Russian tycoon Rybolovlev arrested for corrupting Monaco officials in billion-dollar art case

  07 November 2018    Read: 1598
Russian tycoon Rybolovlev arrested for corrupting Monaco officials in billion-dollar art case

Fertilizer and football magnate Dmitry Rybolovlev has been detained for using money and favors to secure backing from Monaco officials in his bitter high-stakes battle against his former art dealer.

Police searched the $300 million Cote d’Azur penthouse that belongs to Rybolovlev on Tuesday morning, according to Le Monde. The businessman, whose fortune is estimated at $6.8 billion by Forbes, was then taken into custody and charged with corruption and influence peddling.

As the 51-year-old remained behind bars, his football team, AS Monaco, took to the field in the Champions League at the Stade Louis II, several hundred meters away.

Rybolovlev leaves Monaco court following another hearing over his art dispute with Yves Bouvier last month. ©  VALERY HACHE / AFP
Last September, Philippe Narmino, the justice minister of the principality, resigned his post in connection with the case. The net had been closing on the Urals-born billionaire in recent months, as officials declared that he was under investigation for exploiting his “shadowy” network of influence to persuade officials to lure and arrest Yves Bouvier, a Swiss art dealer whom Rybolovlev accuses of defrauding him.

Thick as thieves

The arrest is the latest dramatic chapter in a half-decade marked by spectacular turns of fortune for the Russian, making headlines in the business, art, sports, and politics sections of newspapers worldwide.

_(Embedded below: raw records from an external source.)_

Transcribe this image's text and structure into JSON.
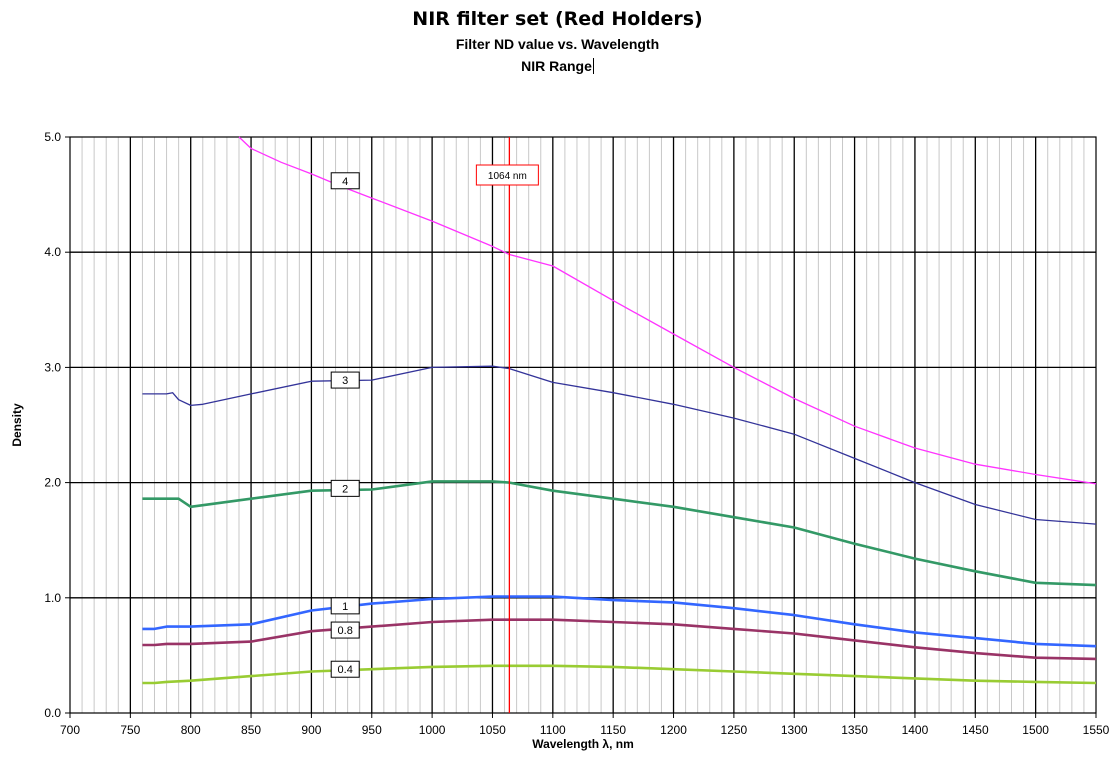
{
  "titles": {
    "title": "NIR filter set (Red Holders)",
    "subtitle": "Filter ND value vs. Wavelength",
    "subtitle2": "NIR Range"
  },
  "colors": {
    "od4": "#ff33ff",
    "od3": "#333399",
    "od2": "#339966",
    "od1": "#3366ff",
    "od08": "#993366",
    "od04": "#99cc33",
    "marker": "#ff0000"
  },
  "chart_data": {
    "type": "line",
    "xlabel": "Wavelength λ, nm",
    "ylabel": "Density",
    "xlim": [
      700,
      1550
    ],
    "ylim": [
      0,
      5
    ],
    "xticks": [
      "700",
      "750",
      "800",
      "850",
      "900",
      "950",
      "1000",
      "1050",
      "1100",
      "1150",
      "1200",
      "1250",
      "1300",
      "1350",
      "1400",
      "1450",
      "1500",
      "1550"
    ],
    "yticks": [
      "0.0",
      "1.0",
      "2.0",
      "3.0",
      "4.0",
      "5.0"
    ],
    "grid": "major and minor",
    "marker_line": {
      "x": 1064,
      "label": "1064 nm"
    },
    "series": [
      {
        "name": "4",
        "color_key": "od4",
        "x": [
          840,
          850,
          875,
          900,
          925,
          950,
          1000,
          1050,
          1064,
          1100,
          1150,
          1200,
          1250,
          1300,
          1350,
          1400,
          1450,
          1500,
          1550
        ],
        "y": [
          5.0,
          4.9,
          4.78,
          4.68,
          4.57,
          4.47,
          4.27,
          4.05,
          3.98,
          3.88,
          3.58,
          3.29,
          3.0,
          2.73,
          2.49,
          2.3,
          2.16,
          2.07,
          1.99
        ]
      },
      {
        "name": "3",
        "color_key": "od3",
        "x": [
          760,
          770,
          780,
          785,
          790,
          800,
          810,
          850,
          900,
          950,
          1000,
          1050,
          1064,
          1100,
          1150,
          1200,
          1250,
          1300,
          1350,
          1400,
          1450,
          1500,
          1550
        ],
        "y": [
          2.77,
          2.77,
          2.77,
          2.78,
          2.72,
          2.67,
          2.68,
          2.77,
          2.88,
          2.89,
          3.0,
          3.01,
          2.99,
          2.87,
          2.78,
          2.68,
          2.56,
          2.42,
          2.21,
          2.0,
          1.81,
          1.68,
          1.64
        ]
      },
      {
        "name": "2",
        "color_key": "od2",
        "x": [
          760,
          770,
          780,
          790,
          800,
          850,
          900,
          950,
          1000,
          1050,
          1064,
          1100,
          1150,
          1200,
          1250,
          1300,
          1350,
          1400,
          1450,
          1500,
          1550
        ],
        "y": [
          1.86,
          1.86,
          1.86,
          1.86,
          1.79,
          1.86,
          1.93,
          1.94,
          2.01,
          2.01,
          2.0,
          1.93,
          1.86,
          1.79,
          1.7,
          1.61,
          1.47,
          1.34,
          1.23,
          1.13,
          1.11
        ]
      },
      {
        "name": "1",
        "color_key": "od1",
        "x": [
          760,
          770,
          780,
          800,
          850,
          900,
          950,
          1000,
          1050,
          1064,
          1100,
          1150,
          1200,
          1250,
          1300,
          1350,
          1400,
          1450,
          1500,
          1550
        ],
        "y": [
          0.73,
          0.73,
          0.75,
          0.75,
          0.77,
          0.89,
          0.95,
          0.99,
          1.01,
          1.01,
          1.01,
          0.98,
          0.96,
          0.91,
          0.85,
          0.77,
          0.7,
          0.65,
          0.6,
          0.58
        ]
      },
      {
        "name": "0.8",
        "color_key": "od08",
        "x": [
          760,
          770,
          780,
          800,
          850,
          900,
          950,
          1000,
          1050,
          1064,
          1100,
          1150,
          1200,
          1250,
          1300,
          1350,
          1400,
          1450,
          1500,
          1550
        ],
        "y": [
          0.59,
          0.59,
          0.6,
          0.6,
          0.62,
          0.71,
          0.75,
          0.79,
          0.81,
          0.81,
          0.81,
          0.79,
          0.77,
          0.73,
          0.69,
          0.63,
          0.57,
          0.52,
          0.48,
          0.47
        ]
      },
      {
        "name": "0.4",
        "color_key": "od04",
        "x": [
          760,
          770,
          780,
          800,
          850,
          900,
          950,
          1000,
          1050,
          1064,
          1100,
          1150,
          1200,
          1250,
          1300,
          1350,
          1400,
          1450,
          1500,
          1550
        ],
        "y": [
          0.26,
          0.26,
          0.27,
          0.28,
          0.32,
          0.36,
          0.38,
          0.4,
          0.41,
          0.41,
          0.41,
          0.4,
          0.38,
          0.36,
          0.34,
          0.32,
          0.3,
          0.28,
          0.27,
          0.26
        ]
      }
    ],
    "series_labels": [
      {
        "text": "4",
        "x": 928,
        "y": 4.62
      },
      {
        "text": "3",
        "x": 928,
        "y": 2.89
      },
      {
        "text": "2",
        "x": 928,
        "y": 1.95
      },
      {
        "text": "1",
        "x": 928,
        "y": 0.93
      },
      {
        "text": "0.8",
        "x": 928,
        "y": 0.72
      },
      {
        "text": "0.4",
        "x": 928,
        "y": 0.38
      }
    ]
  }
}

A cardiologist by training, Rybolovlev made the bulk of his capital when he was able to cheaply acquire the majority of Uralkali, a major potash concern, following its post-Soviet privatization, and develop it into a multi-billion dollar company in subsequent years.

This is not the first time he has been arrested. Rybolovlev also spent a year in jail in Russia on charges of murdering a business rival in the mid-1990s, before being acquitted due to an 11th-hour confession from another man.

His current predicament began when he became the client of Bouvier, art dealer to the super-rich, in 2003. Over the next decade, the offshore expert linked with multiple separate money laundering and fraud allegations helped the Russian acquire one of the world’s foremost private art collections, spanning from the Renaissance masters to Picasso and Mark Rothko.

The relationship went sour in 2013, when Rybolovlev claimed that he discovered Bouvier’s “betrayal.” The Russian says that instead of taking the art dealer’s two-percent cut, Bouvier had been acting as a secret middleman – discreetly buying artworks on the cheap, and then selling them to the tycoon with a considerable mark-up, while pretending they were still owned by someone else. Rybolovlev says that between $500 million and $1 billion was siphoned off in several dozen deals, and stashed away in untraceable offshore accounts.

It is at this point that the Russian, who had settled in Monaco and bought its local football club before pumping in hundreds of millions of euros to return it to European prominence, decided to leverage his ties with local officials. Text messages found on Narmino’s phone indicate that Rybolovlev offered him and others football tickets, a ski trip in a private helicopter, and other perks as he plotted how to bring down Bouvier.

Eventually, Bouvier was charged with money laundering and fraud by the principality, where he had kept some of his assets. With that battle still going on, Rybolovlev started court proceedings against his elusive target in Hong Kong and Singapore, where they were rejected, and the US, where he also sued auctioneer Sotheby’s, claiming they were fully aware of Bouvier’s schemes.